Another lender in the UK has joined the pool of other lenders that have pushed up mortgage interest rates this month even though there was no rise in interest rates from the Bank of England. Nationwide has stated that its tracker rates will be rising by between 0.05% and 0.15% for new borrowers.
The tracker rate is supposed to follow movements in the base rate, but despite the interest rate cut in December the Nationwide, which recently won a Moneysuperket.com poll as most trusted bank or building society, has put up tracker rate twice since November.
Nationwide mortgage director Matthew Carter stated: “The costs of funding from both the wholesale and retail markets have increased, and we have found it necessary to follow other lenders who have recently increased their rates. We have had to reflect these increased costs in the pricing of our tracker mortgages.”

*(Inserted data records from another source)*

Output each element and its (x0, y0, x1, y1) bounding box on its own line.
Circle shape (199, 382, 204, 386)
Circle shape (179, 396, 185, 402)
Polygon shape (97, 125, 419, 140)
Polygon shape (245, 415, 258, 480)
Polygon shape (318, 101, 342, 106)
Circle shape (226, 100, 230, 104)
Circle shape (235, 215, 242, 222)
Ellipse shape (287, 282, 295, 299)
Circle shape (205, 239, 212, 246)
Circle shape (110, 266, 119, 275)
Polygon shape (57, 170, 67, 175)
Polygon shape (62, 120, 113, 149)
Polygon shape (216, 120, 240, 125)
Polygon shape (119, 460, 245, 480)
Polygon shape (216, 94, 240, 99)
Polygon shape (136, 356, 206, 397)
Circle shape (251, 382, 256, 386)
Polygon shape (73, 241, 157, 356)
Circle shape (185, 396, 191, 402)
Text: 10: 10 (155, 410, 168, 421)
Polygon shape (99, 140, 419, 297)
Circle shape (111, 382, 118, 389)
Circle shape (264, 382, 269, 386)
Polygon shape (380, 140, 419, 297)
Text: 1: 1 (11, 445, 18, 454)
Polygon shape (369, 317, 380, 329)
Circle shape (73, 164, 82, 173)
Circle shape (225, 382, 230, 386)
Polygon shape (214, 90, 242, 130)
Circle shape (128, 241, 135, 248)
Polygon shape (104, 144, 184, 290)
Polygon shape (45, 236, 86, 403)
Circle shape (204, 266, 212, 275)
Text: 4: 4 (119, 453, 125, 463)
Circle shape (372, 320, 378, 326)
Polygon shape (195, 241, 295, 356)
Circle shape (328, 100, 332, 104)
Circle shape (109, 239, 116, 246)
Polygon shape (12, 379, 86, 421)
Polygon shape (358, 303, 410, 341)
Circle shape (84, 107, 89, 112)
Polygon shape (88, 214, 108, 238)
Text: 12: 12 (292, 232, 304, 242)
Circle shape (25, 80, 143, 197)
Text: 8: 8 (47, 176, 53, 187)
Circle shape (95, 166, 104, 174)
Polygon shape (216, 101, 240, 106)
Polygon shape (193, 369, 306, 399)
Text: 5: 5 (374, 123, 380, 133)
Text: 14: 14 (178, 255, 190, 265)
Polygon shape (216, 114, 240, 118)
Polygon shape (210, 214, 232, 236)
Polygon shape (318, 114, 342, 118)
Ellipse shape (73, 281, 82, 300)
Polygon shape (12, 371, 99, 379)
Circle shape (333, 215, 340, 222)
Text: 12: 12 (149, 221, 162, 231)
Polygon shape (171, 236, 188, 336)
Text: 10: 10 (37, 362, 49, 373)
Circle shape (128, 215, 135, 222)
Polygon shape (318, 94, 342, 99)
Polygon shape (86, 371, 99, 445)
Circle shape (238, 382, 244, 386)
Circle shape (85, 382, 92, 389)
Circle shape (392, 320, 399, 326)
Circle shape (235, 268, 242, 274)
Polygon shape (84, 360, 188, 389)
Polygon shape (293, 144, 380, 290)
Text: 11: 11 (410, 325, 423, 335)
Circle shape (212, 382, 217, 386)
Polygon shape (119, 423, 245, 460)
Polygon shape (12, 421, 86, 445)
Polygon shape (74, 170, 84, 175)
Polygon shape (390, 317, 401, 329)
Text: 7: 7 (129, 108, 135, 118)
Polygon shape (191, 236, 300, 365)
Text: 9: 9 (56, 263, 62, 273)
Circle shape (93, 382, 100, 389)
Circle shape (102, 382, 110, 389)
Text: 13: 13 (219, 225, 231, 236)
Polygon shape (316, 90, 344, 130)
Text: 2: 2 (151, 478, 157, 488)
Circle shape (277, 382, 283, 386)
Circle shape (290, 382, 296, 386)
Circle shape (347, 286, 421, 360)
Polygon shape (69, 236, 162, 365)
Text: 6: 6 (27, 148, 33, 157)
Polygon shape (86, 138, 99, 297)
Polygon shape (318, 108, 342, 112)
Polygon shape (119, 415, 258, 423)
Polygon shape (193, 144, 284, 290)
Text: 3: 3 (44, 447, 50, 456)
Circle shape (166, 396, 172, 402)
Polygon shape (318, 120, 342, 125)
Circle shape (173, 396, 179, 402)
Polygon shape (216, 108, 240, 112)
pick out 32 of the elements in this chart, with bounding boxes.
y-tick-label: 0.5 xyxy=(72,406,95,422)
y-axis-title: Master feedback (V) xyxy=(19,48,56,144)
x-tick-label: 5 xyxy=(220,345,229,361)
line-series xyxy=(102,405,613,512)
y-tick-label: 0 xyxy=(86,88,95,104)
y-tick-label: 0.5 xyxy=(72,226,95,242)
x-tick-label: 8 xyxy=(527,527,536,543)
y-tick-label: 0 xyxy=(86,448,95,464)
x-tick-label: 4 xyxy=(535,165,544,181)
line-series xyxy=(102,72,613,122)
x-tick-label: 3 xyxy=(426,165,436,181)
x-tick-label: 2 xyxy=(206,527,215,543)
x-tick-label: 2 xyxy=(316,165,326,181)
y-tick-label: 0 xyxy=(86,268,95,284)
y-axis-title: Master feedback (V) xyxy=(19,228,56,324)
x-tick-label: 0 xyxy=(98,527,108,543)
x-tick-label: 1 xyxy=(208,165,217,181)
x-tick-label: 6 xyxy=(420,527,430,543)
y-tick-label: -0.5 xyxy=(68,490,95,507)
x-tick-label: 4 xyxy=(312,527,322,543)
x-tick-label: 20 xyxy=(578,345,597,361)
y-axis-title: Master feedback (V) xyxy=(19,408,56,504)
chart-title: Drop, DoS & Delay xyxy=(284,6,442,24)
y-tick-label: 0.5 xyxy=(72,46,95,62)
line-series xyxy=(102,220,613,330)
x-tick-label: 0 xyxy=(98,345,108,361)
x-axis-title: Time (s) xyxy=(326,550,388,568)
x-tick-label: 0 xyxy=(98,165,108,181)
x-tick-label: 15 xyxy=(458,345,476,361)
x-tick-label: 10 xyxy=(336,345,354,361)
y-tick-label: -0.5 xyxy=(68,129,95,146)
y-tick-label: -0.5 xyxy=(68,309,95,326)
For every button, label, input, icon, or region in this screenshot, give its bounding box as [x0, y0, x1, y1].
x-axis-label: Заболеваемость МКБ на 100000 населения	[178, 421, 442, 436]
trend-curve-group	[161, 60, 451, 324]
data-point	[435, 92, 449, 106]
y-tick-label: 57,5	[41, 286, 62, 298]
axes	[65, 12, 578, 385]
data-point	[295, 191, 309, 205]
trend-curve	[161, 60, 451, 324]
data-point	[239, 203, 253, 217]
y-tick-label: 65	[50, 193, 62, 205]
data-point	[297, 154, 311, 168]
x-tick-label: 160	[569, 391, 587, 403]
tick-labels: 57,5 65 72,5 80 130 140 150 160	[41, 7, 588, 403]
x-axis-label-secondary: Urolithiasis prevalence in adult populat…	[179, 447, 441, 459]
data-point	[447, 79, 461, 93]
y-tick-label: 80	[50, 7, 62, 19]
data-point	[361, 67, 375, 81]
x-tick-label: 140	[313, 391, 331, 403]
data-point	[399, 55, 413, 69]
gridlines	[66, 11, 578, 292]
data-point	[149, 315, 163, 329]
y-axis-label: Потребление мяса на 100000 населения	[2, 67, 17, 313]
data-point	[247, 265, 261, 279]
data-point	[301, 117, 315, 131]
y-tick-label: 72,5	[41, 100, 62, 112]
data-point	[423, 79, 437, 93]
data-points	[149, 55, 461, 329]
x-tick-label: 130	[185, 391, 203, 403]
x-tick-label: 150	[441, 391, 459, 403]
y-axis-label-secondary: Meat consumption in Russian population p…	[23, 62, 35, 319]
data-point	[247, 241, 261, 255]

Other lenders that have raised their tracker rates since the start of the year include Yorkshire Bank, the Bradford and Bingley, and the Woolwich.
One mortgage broker stated: “It’s a question of how competitive lenders want to be - or can afford to be. Lenders are facing the ongoing problem of a lack of stability in terms of funding. We shouldn’t expect to see trackers becoming much cheaper in the near future until this uncertainty has worked its way through the market.”
However, an official from a financial comparison website said: “Although tracker rates are creeping up, with the high level of uncertainty in the market at present and with the potential of further rate cuts to come this year, these types of mortgages are still worth considering.”